The New York League of Conservation Voters recently joined Carbon Free New York, a coalition of various organizations that supports implementing a social cost of carbon dioxide (CO2) to help decarbonize New York’s electricity sector.

Carbon Free New York supports carbon pricing because it can mitigate climate change, protect public health, and continue to ensure that states can set individual clean energy policies and goals. This plan would help New York meet the objectives of the Climate Leadership Community Protection Act (CLCPA), which requires the State to have 70% renewable energy by 2030 and 100% clean energy by 2040. New York’s current carbon emissions are responsible for one out of every 230 tons of emissions worldwide. These emissions have a dramatic impact on climate, increasing global temperatures and the frequency of severe storms. Fossil fuel emissions also have consequences for public health, including higher rates of asthma and certain cancers.

The framework for carbon pricing is based on a proposal from the New York Independent System Operator (NYISO), which administers New York’s wholesale power market. This proposal, which persuasively argues that carbon pricing is one of the fastest and most cost-effective tools for meeting our clean energy targets, would require four basic steps for it to be implemented:

  1. New York State would set a to-be-determined consistent cost of carbon (in price/ton of CO2 emitted), equivalent to the estimated environmental damage.
  2. Polluters (power plants) pay for the emissions that they are responsible for when they bid into the wholesale energy market, making their electricity more expensive and effectively making clean energy less expensive.
  3. The money raised from dirty energy production is split several ways, including as rebates to ratepayers so that they are not paying higher energy bills and awards to clean energy producers.
  4. Consumers receive the benefits from the polluter payments. According to Resources for the Future (RFF), by 2025, carbon pricing would lead to benefits up to $691 million annually.

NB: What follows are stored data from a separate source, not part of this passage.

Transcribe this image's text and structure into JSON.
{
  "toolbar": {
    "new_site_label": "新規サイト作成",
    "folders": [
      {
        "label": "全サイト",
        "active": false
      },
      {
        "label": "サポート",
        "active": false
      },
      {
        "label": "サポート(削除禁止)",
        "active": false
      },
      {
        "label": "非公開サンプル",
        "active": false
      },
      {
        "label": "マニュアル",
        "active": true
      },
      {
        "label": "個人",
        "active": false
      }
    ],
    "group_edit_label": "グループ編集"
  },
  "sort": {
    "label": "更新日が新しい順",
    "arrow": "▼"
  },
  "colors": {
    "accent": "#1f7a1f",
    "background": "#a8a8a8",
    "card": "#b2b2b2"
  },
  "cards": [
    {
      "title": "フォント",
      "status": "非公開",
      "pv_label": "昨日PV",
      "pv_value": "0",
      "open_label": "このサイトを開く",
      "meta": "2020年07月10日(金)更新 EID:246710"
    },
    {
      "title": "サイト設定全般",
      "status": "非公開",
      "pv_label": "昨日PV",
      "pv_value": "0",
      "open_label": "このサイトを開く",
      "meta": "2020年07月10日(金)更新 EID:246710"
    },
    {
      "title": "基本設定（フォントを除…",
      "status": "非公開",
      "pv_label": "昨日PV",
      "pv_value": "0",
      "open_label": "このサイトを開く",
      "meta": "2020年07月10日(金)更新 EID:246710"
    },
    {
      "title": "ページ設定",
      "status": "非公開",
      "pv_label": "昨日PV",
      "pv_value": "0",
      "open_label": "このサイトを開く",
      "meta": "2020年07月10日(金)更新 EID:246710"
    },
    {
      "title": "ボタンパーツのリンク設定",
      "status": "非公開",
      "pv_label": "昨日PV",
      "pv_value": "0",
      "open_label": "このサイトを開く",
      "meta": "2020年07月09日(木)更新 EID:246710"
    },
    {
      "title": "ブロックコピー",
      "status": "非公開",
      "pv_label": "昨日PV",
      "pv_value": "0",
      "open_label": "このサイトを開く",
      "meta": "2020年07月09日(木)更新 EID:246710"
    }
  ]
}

This market-based model for decarbonizing the electricity sector has a wide range of benefits. According to the NYISO report, this carbon pricing system would:

  • Reduce the cost of achieving 100% carbon-free emissions by 2040 and 70% renewable energy by 2030, as outlined by the CLCPA.
  • Accelerate investment in renewable energy.
  • Increase energy efficiency and green advancements in current fossil fuel energy generation technologies.
  • Limit dependence on power plants with high emissions, alleviating public health risks.
  • Maintain and strengthen New York’s status as an environmentally-driven state and leader in climate change mitigation and adaptation.

Before carbon pricing can be introduced, approval must be obtained from the Federal Energy Regulatory Commission (FERC). Then, New York could set the price of carbon and fully implement the structure within two years.

Recently, FERC took steps to limit the State’s ability to subsidize renewable energy and energy storage. Not permitting these subsidies allows fossil fuel companies to continue to grow and benefit. However, carbon pricing may be better positioned to obtain FERC’s approval while still reducing emissions.

For all of these reasons, NYLCV supports this plan to implement carbon pricing in the energy market. There’s a lot of uncertainty in policy-making right now, but we hope that all stakeholders will be able to come together soon to discuss the benefits of carbon pricing in more depth.